Photographing dance

One of the main theoretical issues concerning photography is whether we should consider it as an art form or simply as a documentation of historical events, people or other living creatures, objects, physical phenomena, places etc. Documentation is the obvious and well-established role of photography, which records traces of reality that we perceive through our vision.

To contemplate photography as an art presupposes a specific framework. In the beginning of the 20th century, Alvin Langdon Coburn referred to photography as the most modern of arts, since at the time it was a new medium that facilitated individual artistic creation, a view that continues to be valid today. As Susan Sontag says, “photography is a multiform way of seeing and, when in talented hands, an infallible medium of creation”. It is an art that captures time and space by discovering, in the words of Henri-Cartier Bresson, “the structure of the world”.

It is essential to mention that there is a difference between our conception of photography as true expression and as faithful recording. This difference was the motivation for Stelios Baklavas to create this exhibition on dance. Dance is created in time and space, using the human body as a means of communication. To capture and freeze the flow of motion on photographs is in conflict with the idea of dance itself. However, it depends on the creator/photographer to conceive an idea and to decide on both his artistic and technical choices. During this process he might decide to reveal the true expression of dance movement, which presupposes both the form and content, and not just record faithfully the external form, like the figure of the body, the costume etc.

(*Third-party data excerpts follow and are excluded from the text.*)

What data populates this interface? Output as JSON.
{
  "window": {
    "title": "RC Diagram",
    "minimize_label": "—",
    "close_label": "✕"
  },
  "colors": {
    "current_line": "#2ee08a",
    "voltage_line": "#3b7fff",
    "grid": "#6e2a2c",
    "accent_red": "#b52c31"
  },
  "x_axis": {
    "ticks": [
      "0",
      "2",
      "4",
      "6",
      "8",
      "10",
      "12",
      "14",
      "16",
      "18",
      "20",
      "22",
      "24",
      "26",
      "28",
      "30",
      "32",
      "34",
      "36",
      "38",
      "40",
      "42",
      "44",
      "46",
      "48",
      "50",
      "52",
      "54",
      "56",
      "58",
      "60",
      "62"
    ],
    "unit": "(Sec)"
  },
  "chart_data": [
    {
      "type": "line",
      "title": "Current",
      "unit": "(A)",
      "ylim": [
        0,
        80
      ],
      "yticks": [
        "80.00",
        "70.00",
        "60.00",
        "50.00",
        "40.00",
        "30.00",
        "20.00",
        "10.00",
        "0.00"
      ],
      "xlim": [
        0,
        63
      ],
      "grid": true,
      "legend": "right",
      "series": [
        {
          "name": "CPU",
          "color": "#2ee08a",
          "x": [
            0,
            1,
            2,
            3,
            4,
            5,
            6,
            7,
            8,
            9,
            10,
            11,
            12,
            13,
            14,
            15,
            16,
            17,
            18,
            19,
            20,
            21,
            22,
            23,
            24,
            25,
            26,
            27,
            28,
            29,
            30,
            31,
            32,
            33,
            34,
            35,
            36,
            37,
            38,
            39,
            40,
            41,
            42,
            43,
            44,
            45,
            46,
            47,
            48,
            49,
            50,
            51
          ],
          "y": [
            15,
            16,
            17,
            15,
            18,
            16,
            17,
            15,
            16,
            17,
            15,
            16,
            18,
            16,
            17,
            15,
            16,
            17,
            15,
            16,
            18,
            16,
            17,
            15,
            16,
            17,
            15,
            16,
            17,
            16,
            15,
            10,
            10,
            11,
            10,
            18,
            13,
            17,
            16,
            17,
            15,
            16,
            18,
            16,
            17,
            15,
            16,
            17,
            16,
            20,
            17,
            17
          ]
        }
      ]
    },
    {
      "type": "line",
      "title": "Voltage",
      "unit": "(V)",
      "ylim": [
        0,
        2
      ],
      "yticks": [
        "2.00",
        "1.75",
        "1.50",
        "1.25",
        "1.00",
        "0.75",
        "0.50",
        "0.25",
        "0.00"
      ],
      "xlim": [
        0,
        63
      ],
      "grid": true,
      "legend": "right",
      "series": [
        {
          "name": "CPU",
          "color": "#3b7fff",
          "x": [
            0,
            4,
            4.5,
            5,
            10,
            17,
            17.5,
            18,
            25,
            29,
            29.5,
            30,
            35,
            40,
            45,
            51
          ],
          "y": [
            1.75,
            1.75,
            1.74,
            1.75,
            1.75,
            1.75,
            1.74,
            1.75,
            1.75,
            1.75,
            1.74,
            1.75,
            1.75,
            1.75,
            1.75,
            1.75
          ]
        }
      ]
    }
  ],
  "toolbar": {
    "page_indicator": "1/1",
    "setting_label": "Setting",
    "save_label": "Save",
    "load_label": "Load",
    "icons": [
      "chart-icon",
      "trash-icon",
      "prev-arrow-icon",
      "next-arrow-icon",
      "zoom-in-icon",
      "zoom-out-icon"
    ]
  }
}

The dancer’s body becomes the place were the choreographer’s intentions and ideas are materialized and presented. It is a body dancing in a specific space, chosen by the choreographer, possibly surrounded by scenery or multimedia, with a specific costume and lighting. These visual elements, which might consist part of a performance, are interacting with the dancer’s body which consequently is captured by the photographer. The artistic choices of the photographer mainly depend on lighting and the subject matter.
In dance, as we have already mentioned, movement flows in time and space and in this way it assumes its form and content. Thus the idea of using a static stand for photographing dance will promote a documentation of only the external form, without allowing the possibility to reveal and demonstrate the traces created by movement in space, which are not always seen by the naked eye. As Francis Bacon believed “you should limit in order to increase the energy”.

Stelios Baklavas, as a creator/photographer, attempts to use his own body, actively through his movements and simultaneously with dance action, in order to follow the flow of the dance movement in time and space. The artistic result of these photographs is remarkable. Through these photographs he discloses and enhances a certain reality of dance, as he perceives it in his role of the mediator between the camera and the dancing movement in space. We could argue that what he presents, through his special use of the camera, reveals a different aspect of dance, exposing in this way the unperceived and fleeting facets of movement, manifesting a photographer’s personal view of dance.